Par Maïa Mignotte et Zoé Charrier

BELFORT À SES DÉBUTS

Belfort était dès ses débuts une ville avec une certaine importance. On y retrouve des vestiges romains la traversant, car c’était une ville de passage très empruntée à l’époque gauloise. C’est également un point par lequel les Français allaient en Prusse et inversement. Elle a donc toujours eu une utilité par son emplacement. Mais la première mention officielle de la ville de Belfort n’a eu lieu qu’au XIIIe siècle, lorsque son nom apparaît dans le traité de Grandvilliers. C’est une ville stratégique puisqu’elle est située à la frontière avec l’Allemagne et la Suisse, et donc défend le royaume de France de l’arrivée des envahisseurs.
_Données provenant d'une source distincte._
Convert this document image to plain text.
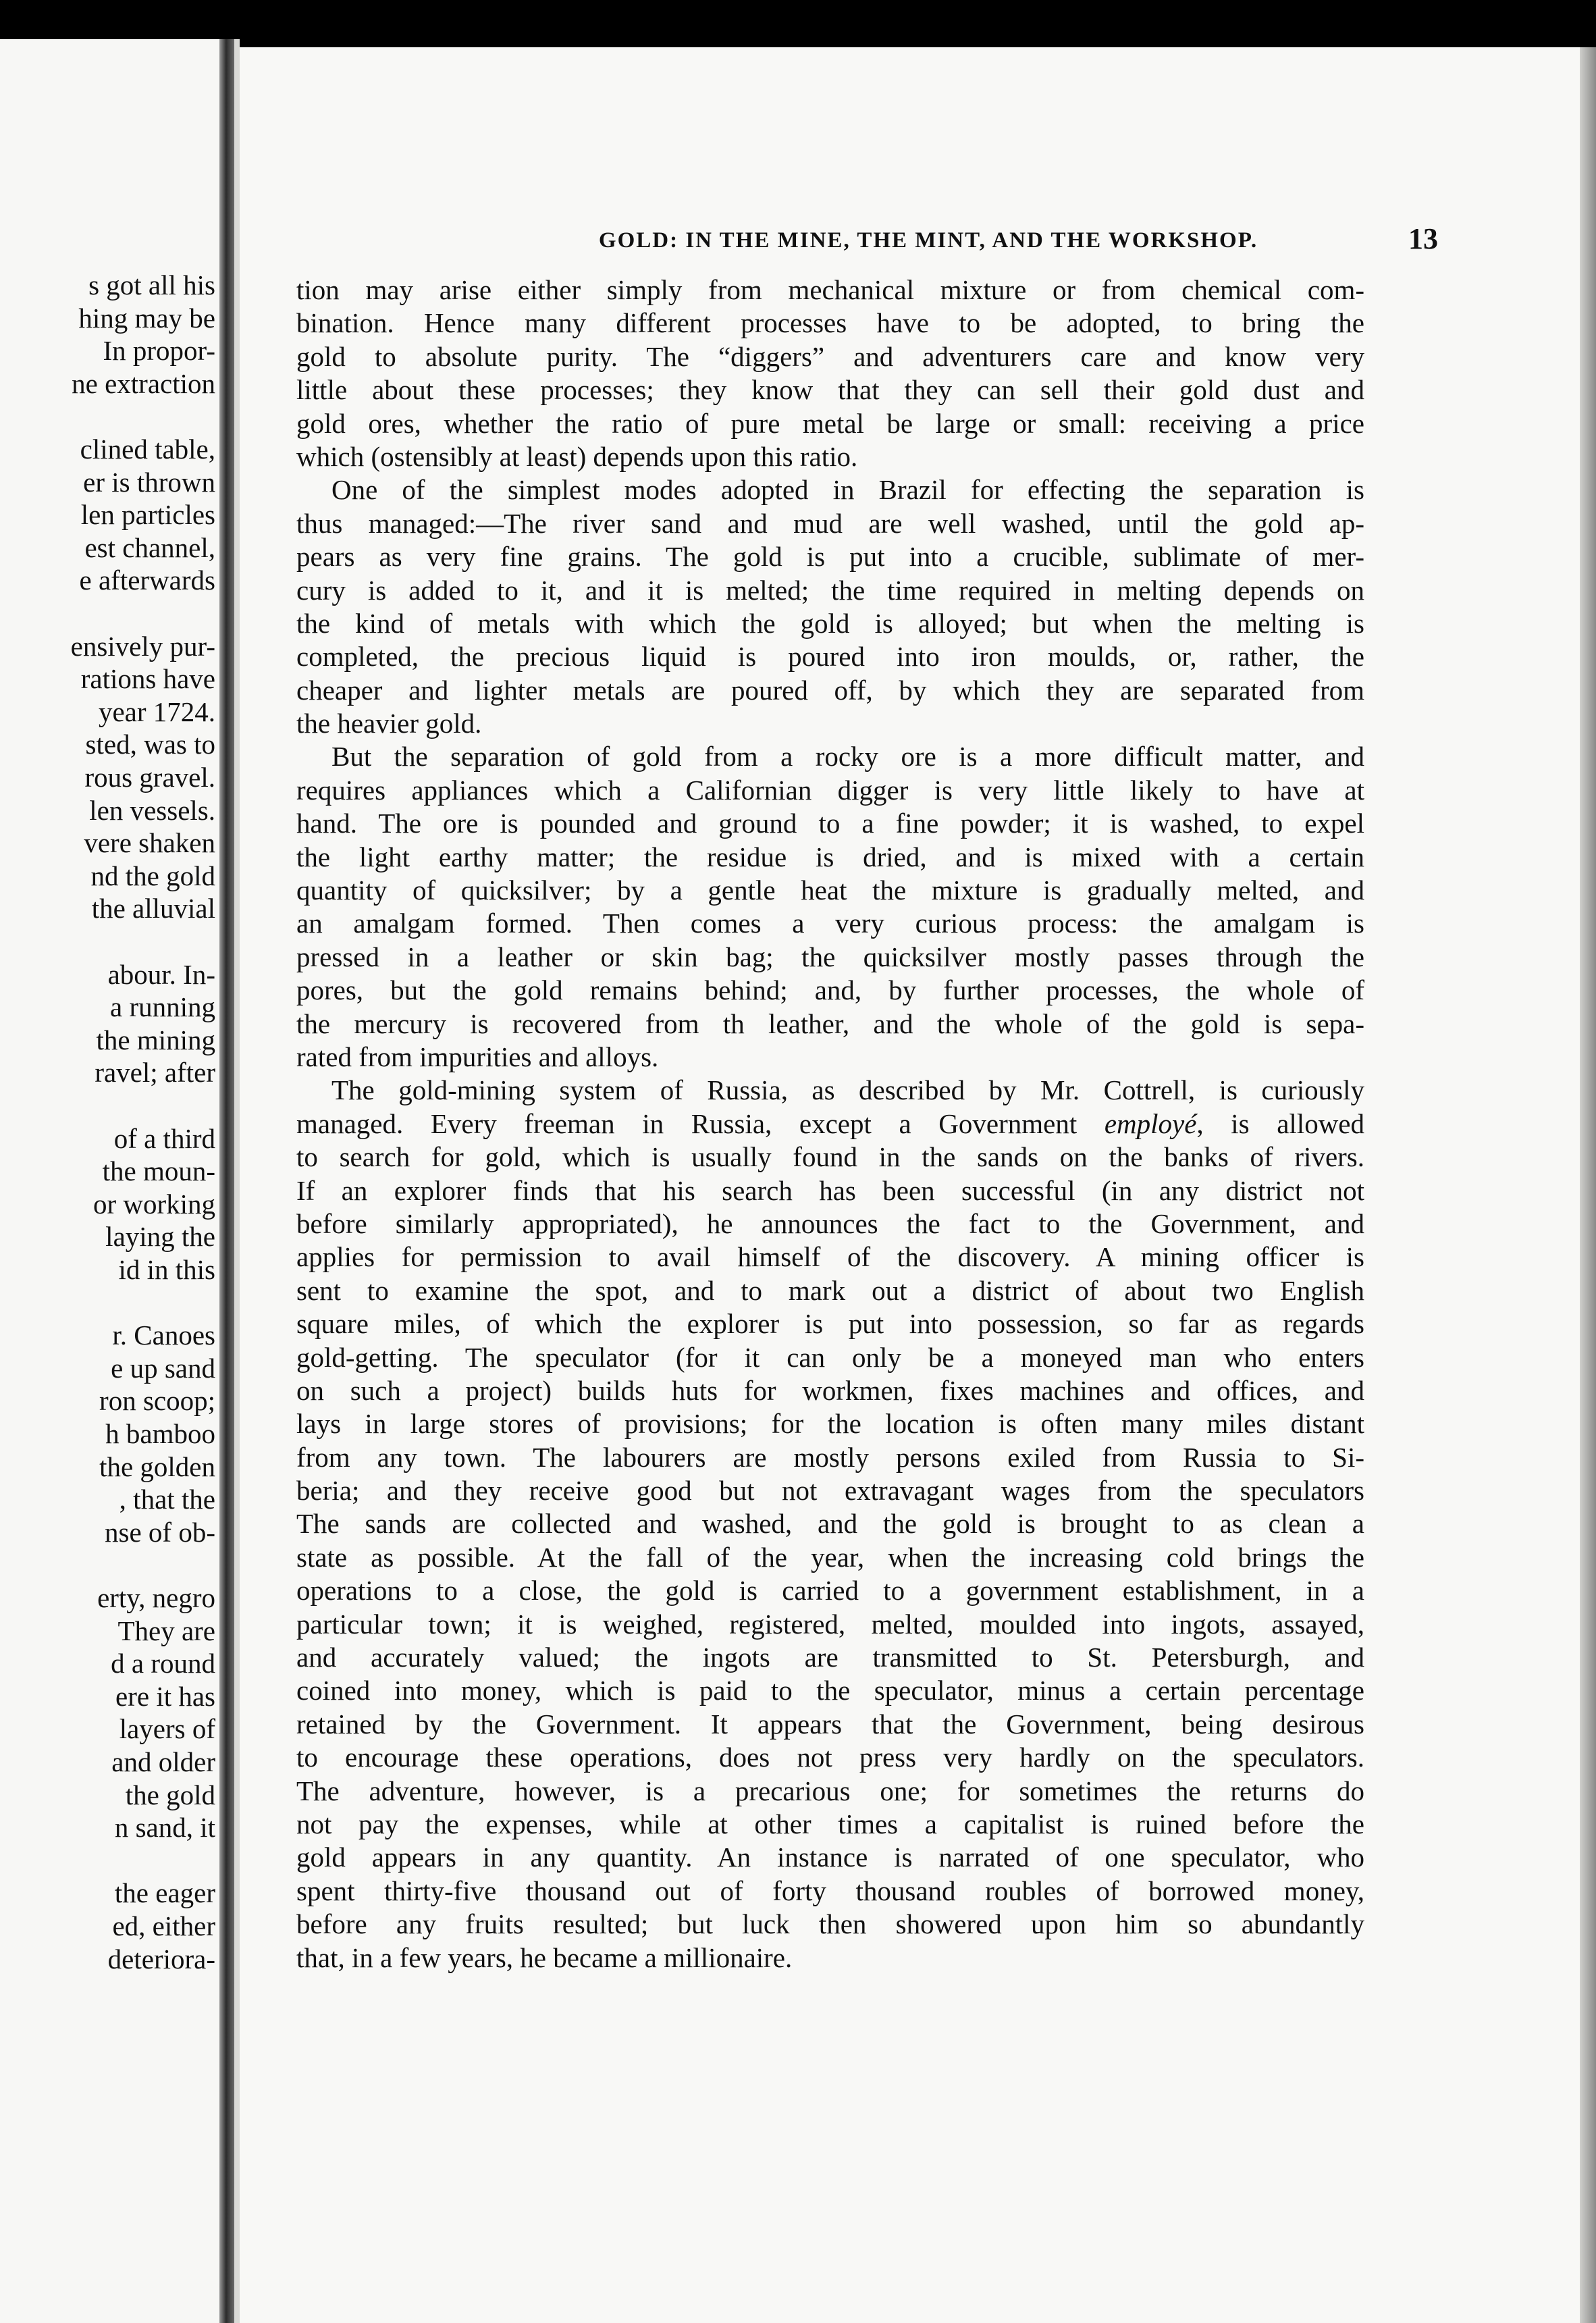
s got all his
hing may be
In propor-
ne extraction
clined table,
er is thrown
len particles
est channel,
e afterwards
ensively pur-
rations have
year 1724.
sted, was to
rous gravel.
len vessels.
vere shaken
nd the gold
the alluvial
abour. In-
a running
the mining
ravel; after
of a third
the moun-
or working
laying the
id in this
r. Canoes
e up sand
ron scoop;
h bamboo
the golden
, that the
nse of ob-
erty, negro
They are
d a round
ere it has
layers of
and older
the gold
n sand, it
the eager
ed, either
deteriora-
GOLD: IN THE MINE, THE MINT, AND THE WORKSHOP.	13
tion may arise either simply from mechanical mixture or from chemical com-
bination. Hence many different processes have to be adopted, to bring the
gold to absolute purity. The “diggers” and adventurers care and know very
little about these processes; they know that they can sell their gold dust and
gold ores, whether the ratio of pure metal be large or small: receiving a price
which (ostensibly at least) depends upon this ratio.
One of the simplest modes adopted in Brazil for effecting the separation is
thus managed:—The river sand and mud are well washed, until the gold ap-
pears as very fine grains. The gold is put into a crucible, sublimate of mer-
cury is added to it, and it is melted; the time required in melting depends on
the kind of metals with which the gold is alloyed; but when the melting is
completed, the precious liquid is poured into iron moulds, or, rather, the
cheaper and lighter metals are poured off, by which they are separated from
the heavier gold.
But the separation of gold from a rocky ore is a more difficult matter, and
requires appliances which a Californian digger is very little likely to have at
hand. The ore is pounded and ground to a fine powder; it is washed, to expel
the light earthy matter; the residue is dried, and is mixed with a certain
quantity of quicksilver; by a gentle heat the mixture is gradually melted, and
an amalgam formed. Then comes a very curious process: the amalgam is
pressed in a leather or skin bag; the quicksilver mostly passes through the
pores, but the gold remains behind; and, by further processes, the whole of
the mercury is recovered from th leather, and the whole of the gold is sepa-
rated from impurities and alloys.
The gold-mining system of Russia, as described by Mr. Cottrell, is curiously
managed. Every freeman in Russia, except a Government employé, is allowed
to search for gold, which is usually found in the sands on the banks of rivers.
If an explorer finds that his search has been successful (in any district not
before similarly appropriated), he announces the fact to the Government, and
applies for permission to avail himself of the discovery. A mining officer is
sent to examine the spot, and to mark out a district of about two English
square miles, of which the explorer is put into possession, so far as regards
gold-getting. The speculator (for it can only be a moneyed man who enters
on such a project) builds huts for workmen, fixes machines and offices, and
lays in large stores of provisions; for the location is often many miles distant
from any town. The labourers are mostly persons exiled from Russia to Si-
beria; and they receive good but not extravagant wages from the speculators
The sands are collected and washed, and the gold is brought to as clean a
state as possible. At the fall of the year, when the increasing cold brings the
operations to a close, the gold is carried to a government establishment, in a
particular town; it is weighed, registered, melted, moulded into ingots, assayed,
and accurately valued; the ingots are transmitted to St. Petersburgh, and
coined into money, which is paid to the speculator, minus a certain percentage
retained by the Government. It appears that the Government, being desirous
to encourage these operations, does not press very hardly on the speculators.
The adventure, however, is a precarious one; for sometimes the returns do
not pay the expenses, while at other times a capitalist is ruined before the
gold appears in any quantity. An instance is narrated of one speculator, who
spent thirty-five thousand out of forty thousand roubles of borrowed money,
before any fruits resulted; but luck then showered upon him so abundantly
that, in a few years, he became a millionaire.
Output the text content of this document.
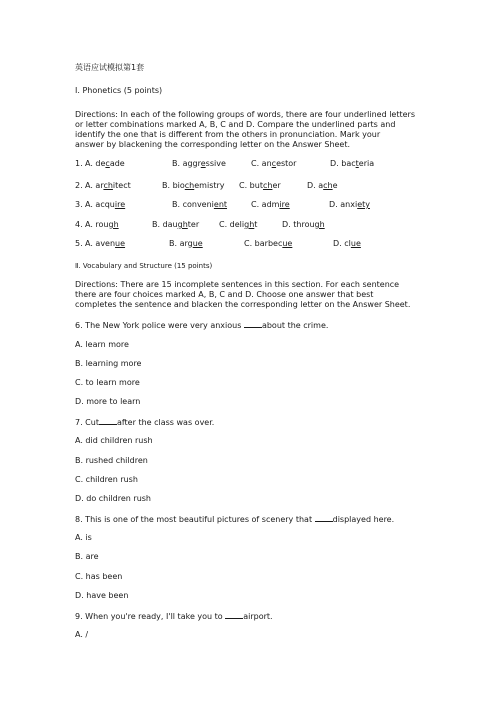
英语应试模拟第1套
Ⅰ. Phonetics (5 points)
Directions: In each of the following groups of words, there are four underlined letters
or letter combinations marked A, B, C and D. Compare the underlined parts and
identify the one that is different from the others in pronunciation. Mark your
answer by blackening the corresponding letter on the Answer Sheet.
1. A. decade	B. aggressive	C. ancestor	D. bacteria
2. A. architect	B. biochemistry C. butcher	D. ache
3. A. acquire	B. convenient	C. admire	D. anxiety
4. A. rough	B. daughter C. delight	D. through
5. A. avenue	B. argue	C. barbecue	D. clue
Ⅱ. Vocabulary and Structure (15 points)
Directions: There are 15 incomplete sentences in this section. For each sentence
there are four choices marked A, B, C and D. Choose one answer that best
completes the sentence and blacken the corresponding letter on the Answer Sheet.
6. The New York police were very anxious about the crime.
A. learn more
B. learning more
C. to learn more
D. more to learn
7. Cut after the class was over.
A. did children rush
B. rushed children
C. children rush
D. do children rush
8. This is one of the most beautiful pictures of scenery that displayed here.
A. is
B. are
C. has been
D. have been
9. When you're ready, I'll take you to airport.
A. /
En 1307, la ville passe sous domination autrichienne via un mariage entre aristos. Oui, Belfort, c’était autrichien durant un temps. La France récupère la ville avec le traité de Westphalie en 1636, à la fin de la guerre de 30 ans. Le destin de Belfort est lié à la guerre depuis, inlassablement.

BELFORT BASTON

En 1678, Belfort devient une place de guerre, la surface de la ville est doublée. Elle s’entoure d’enceintes bastionnées et se dote de casernes, comme ça elle est prête si jamais une nouvelle attaque arrive. Et elle fait bien, puisque la guerre éclate entre la France dirigée par Napoléon III et la Prusse dirigée par Otto von Bismarck en 1870. Comme d’habitude, la France se fait vite défoncer par le voisin teuton, qui arrive aux portes de la ville en novembre 1870. Le siège qui a rendu la ville célèbre va durer 103 jours. Encerclée par les Prussiens, la situation devient vite délicate, Belfort étant le dernier passage avant une invasion du centre de la France.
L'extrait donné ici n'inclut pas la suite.